Smith, 56, joined ESPN in 2003 and has been a key part of a number of shows, but is most famous for his rants and heated debates on “First Take.”

He also has his own podcast “The Stephen A. Smith Show,” which is outside of the ESPN umbrella, and he discusses a whole range of issues, including politics.

That’s something he acknowledged on Monday on “The Rich Eisen Show,” discussing how he was OK with ESPN keeping sports at the forefront of the behemoth’s coverage despite the fact he enjoys talking about the political climate in the country and enjoys shows like “Last Week Tonight” and “The Daily Show.”

“I like talking politics, I like talking about some of the political issues that are percolating and are permeating throughout our society and beyond,” Smith said. “That stuff does not scare me… certainly, it’s a dangerous platform at times, I understand that. Particularly in the climate that we live in, but I also like to be that renegade.”

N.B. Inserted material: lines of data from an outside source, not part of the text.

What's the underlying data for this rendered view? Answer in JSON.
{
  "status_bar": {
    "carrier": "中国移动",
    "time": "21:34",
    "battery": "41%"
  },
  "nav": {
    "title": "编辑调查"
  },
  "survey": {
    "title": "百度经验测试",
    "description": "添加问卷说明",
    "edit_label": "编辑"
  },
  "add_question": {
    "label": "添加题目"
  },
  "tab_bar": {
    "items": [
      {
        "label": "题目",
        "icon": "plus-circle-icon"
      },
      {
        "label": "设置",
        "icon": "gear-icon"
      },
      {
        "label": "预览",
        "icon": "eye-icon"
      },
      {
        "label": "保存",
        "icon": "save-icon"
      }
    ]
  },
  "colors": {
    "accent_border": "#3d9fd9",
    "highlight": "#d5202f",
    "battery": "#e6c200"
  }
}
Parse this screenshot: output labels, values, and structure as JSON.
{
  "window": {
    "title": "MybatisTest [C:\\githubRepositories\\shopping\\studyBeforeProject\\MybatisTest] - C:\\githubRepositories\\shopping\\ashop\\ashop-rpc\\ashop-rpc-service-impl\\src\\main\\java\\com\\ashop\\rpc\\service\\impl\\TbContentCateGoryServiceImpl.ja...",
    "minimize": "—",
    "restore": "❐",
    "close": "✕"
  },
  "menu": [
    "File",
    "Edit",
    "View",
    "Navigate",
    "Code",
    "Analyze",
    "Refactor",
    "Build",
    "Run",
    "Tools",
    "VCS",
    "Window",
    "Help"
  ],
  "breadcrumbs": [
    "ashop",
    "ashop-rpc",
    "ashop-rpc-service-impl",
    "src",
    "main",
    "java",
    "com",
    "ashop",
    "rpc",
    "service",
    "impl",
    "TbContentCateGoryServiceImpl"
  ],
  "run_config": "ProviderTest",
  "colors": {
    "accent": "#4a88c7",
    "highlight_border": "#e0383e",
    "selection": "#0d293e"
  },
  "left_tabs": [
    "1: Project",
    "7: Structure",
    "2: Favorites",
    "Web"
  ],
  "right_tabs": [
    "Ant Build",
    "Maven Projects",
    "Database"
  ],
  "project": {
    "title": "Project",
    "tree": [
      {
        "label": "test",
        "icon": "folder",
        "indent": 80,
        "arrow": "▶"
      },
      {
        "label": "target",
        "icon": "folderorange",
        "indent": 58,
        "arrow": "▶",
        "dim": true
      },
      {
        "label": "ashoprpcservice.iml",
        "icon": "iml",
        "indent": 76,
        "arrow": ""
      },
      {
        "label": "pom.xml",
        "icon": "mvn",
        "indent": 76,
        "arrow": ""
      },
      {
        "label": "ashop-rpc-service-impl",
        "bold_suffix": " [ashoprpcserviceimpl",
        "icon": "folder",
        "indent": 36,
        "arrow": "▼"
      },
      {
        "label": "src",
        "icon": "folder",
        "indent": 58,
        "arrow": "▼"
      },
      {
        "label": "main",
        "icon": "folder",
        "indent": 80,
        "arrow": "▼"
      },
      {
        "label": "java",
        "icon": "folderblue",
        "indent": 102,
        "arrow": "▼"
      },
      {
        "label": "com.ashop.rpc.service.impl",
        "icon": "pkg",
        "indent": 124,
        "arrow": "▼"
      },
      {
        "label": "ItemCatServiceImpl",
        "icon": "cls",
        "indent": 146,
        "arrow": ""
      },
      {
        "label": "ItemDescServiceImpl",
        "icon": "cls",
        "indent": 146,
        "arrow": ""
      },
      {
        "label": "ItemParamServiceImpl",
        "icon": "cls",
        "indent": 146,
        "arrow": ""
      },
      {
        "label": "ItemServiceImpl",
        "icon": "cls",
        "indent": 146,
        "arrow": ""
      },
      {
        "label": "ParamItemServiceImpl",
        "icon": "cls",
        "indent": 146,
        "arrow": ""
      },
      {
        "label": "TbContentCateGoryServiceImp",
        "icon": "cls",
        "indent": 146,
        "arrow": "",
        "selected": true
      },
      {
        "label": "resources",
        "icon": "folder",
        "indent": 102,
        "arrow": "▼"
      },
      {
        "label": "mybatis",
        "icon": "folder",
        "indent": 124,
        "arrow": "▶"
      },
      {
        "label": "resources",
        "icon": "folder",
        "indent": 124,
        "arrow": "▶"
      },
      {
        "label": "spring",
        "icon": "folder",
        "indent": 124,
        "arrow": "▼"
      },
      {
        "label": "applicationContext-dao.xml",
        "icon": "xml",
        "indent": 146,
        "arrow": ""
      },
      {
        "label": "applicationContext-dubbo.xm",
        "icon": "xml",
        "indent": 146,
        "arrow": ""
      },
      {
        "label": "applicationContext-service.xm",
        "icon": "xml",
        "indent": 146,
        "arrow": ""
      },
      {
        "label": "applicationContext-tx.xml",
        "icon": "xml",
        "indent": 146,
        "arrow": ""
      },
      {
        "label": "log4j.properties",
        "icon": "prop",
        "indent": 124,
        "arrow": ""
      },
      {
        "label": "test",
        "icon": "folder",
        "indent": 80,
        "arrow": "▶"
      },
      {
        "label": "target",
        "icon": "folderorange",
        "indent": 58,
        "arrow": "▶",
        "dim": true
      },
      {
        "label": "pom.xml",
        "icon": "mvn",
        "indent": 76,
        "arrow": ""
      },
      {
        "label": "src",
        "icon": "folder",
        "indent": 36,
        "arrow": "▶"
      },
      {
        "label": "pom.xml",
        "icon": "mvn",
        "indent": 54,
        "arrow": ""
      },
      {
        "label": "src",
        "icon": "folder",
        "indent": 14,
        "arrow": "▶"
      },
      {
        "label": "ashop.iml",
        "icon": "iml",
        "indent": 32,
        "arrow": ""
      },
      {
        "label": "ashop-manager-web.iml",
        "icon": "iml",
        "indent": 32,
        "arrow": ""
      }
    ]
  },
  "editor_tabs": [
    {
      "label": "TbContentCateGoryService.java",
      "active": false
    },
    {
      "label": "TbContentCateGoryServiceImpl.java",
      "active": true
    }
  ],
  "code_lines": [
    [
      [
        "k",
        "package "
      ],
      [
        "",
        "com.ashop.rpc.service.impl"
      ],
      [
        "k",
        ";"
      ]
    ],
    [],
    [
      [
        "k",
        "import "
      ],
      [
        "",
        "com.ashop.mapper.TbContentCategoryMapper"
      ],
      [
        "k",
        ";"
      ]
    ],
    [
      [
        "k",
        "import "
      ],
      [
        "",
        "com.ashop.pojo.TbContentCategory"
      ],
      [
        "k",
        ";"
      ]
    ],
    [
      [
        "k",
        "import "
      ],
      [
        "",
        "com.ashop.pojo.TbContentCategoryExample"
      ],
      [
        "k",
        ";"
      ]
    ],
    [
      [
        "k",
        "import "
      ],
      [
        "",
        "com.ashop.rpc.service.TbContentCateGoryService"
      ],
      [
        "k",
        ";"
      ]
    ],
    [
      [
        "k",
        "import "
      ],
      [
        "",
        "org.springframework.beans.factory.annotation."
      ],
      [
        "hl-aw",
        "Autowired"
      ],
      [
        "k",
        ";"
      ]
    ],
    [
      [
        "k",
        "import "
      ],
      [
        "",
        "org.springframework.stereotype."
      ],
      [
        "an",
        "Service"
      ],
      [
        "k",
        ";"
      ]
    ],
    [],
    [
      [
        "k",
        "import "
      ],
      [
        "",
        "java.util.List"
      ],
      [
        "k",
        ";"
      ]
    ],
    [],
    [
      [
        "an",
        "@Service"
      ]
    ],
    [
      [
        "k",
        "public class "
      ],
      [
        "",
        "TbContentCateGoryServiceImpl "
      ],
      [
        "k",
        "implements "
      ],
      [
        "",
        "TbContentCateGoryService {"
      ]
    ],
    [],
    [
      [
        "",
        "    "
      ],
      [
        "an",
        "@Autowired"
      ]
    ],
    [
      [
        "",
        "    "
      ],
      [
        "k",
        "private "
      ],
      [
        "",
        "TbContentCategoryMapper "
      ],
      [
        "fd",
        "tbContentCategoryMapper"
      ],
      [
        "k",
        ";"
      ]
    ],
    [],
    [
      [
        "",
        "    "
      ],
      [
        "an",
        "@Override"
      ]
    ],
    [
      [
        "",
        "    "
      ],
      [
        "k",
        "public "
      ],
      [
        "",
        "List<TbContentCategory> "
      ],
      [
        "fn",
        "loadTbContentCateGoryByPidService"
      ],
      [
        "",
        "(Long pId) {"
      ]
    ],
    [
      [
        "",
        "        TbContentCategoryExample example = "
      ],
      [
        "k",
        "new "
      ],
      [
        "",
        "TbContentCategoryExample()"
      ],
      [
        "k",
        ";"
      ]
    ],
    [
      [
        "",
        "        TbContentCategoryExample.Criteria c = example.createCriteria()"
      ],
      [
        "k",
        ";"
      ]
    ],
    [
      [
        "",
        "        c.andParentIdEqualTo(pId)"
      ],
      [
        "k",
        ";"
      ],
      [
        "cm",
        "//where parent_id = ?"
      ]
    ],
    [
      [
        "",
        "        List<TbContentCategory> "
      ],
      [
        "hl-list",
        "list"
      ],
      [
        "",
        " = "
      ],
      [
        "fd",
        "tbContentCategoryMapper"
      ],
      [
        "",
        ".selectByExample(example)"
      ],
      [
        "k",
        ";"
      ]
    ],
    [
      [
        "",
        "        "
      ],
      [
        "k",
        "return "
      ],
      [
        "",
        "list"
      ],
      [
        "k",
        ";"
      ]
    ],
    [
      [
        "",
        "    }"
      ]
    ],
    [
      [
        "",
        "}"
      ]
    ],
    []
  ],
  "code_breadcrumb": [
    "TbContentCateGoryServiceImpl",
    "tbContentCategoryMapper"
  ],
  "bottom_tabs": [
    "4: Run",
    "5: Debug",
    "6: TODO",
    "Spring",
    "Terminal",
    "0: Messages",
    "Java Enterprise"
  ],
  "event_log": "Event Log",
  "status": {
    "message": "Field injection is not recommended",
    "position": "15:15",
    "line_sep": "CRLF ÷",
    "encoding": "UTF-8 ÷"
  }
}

Pat McAfee Trevor Ruszkowski-USA TODAY Sports
Stephen A. Smith attends the 66th Annual Southern California Journalism Awards at the Biltmore Los Angeles earlier this week. Getty Images

“And I’ve often said this, I don’t knock ESPN and Jimmy Pitaro for doing this one bit,” Smith continued. “When Jimmy Pitaro arrived around 2018, he wanted us to veer away from politics and he was absolutely right because it was hurting the network. I completely supported him then. I completely support him now.”

Smith also told Eisen that his current contract did not say anything that he could have his own podcast outside the network, so he had to ask ESPN for permission to do the show, and he acknowledged that the current higher-ups have always kept their word with him and are “incredible.”

Now, time will tell if he will stay with ESPN or not.